L'histoire de l'essence au plomb le montre à nu : un poison connu, des ouvriers qui meurent dès 1924, et pourtant un demi-siècle de plomb versé dans l'air de toute la planète, dans le sang et l'esprit des enfants — jusqu'à ce qu'une poignée d'entêtés (le géochimiste Clair Patterson, lisant le plomb dans la glace des pôles) perce enfin le doute. Détail vertigineux : l'inventeur du plomb-essence a aussi inventé les CFC qui ont troué la couche d'ozone du chapitre précédent. Un seul homme, son œuvre écrite à travers tout le ciel.
Et c'est, mot pour mot, l'histoire du fossile : l'industrie savait (ses propres modèles, dès les années 1970, étaient justes — « Exxon savait »), et a choisi de faire durer le doute, avec parfois les mêmes officines que le tabac (Merchants of Doubt). Le temps qu'ils volent, cette fois, c'est celui du climat.

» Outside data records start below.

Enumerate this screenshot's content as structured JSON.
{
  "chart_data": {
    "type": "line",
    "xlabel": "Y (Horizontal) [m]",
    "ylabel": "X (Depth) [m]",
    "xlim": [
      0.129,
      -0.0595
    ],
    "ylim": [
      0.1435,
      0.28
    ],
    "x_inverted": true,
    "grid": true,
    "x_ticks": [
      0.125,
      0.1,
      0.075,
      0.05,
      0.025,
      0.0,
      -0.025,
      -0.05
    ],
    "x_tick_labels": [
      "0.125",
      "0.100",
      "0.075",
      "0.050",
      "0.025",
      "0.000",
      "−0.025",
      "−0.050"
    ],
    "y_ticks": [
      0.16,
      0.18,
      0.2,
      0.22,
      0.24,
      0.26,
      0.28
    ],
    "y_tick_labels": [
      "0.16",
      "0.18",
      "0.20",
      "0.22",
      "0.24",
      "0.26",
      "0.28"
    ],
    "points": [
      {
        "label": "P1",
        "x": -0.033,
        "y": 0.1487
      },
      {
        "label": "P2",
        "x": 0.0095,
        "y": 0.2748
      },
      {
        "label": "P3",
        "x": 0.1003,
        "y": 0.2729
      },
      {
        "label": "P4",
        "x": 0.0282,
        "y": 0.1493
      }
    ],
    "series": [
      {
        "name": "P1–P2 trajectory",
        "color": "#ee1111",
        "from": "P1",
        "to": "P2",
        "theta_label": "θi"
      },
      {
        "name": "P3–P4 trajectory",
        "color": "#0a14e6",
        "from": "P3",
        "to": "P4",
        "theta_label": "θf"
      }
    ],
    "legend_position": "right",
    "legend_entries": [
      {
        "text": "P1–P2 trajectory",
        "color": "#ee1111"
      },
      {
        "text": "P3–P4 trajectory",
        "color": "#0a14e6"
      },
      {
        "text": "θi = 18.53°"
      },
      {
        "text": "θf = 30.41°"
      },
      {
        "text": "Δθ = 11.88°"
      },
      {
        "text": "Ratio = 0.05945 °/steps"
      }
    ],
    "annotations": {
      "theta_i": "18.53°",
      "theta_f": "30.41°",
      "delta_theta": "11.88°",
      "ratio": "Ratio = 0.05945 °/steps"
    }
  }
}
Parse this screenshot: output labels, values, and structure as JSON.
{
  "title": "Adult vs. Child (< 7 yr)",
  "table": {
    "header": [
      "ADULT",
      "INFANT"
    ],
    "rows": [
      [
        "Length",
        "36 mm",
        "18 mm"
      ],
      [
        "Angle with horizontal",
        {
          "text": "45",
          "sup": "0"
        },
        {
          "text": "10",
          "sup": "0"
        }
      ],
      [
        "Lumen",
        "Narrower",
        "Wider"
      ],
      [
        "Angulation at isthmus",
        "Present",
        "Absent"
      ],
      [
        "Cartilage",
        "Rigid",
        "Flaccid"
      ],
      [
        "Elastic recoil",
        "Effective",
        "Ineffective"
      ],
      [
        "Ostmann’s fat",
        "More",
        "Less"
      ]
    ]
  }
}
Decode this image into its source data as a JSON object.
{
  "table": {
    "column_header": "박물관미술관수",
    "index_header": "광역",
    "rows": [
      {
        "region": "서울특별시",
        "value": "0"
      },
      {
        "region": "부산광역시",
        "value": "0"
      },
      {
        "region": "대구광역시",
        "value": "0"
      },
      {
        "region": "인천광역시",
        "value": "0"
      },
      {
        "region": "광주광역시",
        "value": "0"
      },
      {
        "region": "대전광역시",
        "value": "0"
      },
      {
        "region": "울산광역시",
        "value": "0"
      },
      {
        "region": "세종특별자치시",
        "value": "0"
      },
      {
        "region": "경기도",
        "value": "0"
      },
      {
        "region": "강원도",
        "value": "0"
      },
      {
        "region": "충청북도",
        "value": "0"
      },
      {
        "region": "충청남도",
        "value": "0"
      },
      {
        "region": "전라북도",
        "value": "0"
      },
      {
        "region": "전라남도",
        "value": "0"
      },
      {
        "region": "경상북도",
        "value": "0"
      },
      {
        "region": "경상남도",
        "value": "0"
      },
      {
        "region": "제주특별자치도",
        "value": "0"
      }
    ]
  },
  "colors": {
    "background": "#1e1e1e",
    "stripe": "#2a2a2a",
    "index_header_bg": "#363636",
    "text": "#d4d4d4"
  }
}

Comment les vainc-on ? En trois temps, que je grave au carnet : percer le doute (science indépendante, presse libre) ; leur retirer leur pouvoir (la loi, les goulots régulables, la fin des passe-droits) ; et surtout faire grandir une puissance rivale. Car — c'est le secret que je cherchais depuis l'Ouverture — rendre le propre profitable, ce n'est pas que de l'économie : c'est fabriquer un camp (emplois, fortunes, régions) assez lourd pour déséquilibrer le vieux colosse. La vérité désarmée perd ; seul un intérêt fait le poids contre un intérêt.
Avec les ombres, que je ne cache pas : le doute paie, bien des combats furent perdus ou gagnés trop tard ; briser l'incumbent peut frapper les innocents qui en vivaient (l'ouvrier, la ville minière, le pétro-État) ; et le colosse neuf n'aura pas les mains pures. D'où la question trop longtemps différée, mon prochain monde : à qui fait-on payer la sortie — et comment faire que ce ne soit pas, encore, aux plus faibles ?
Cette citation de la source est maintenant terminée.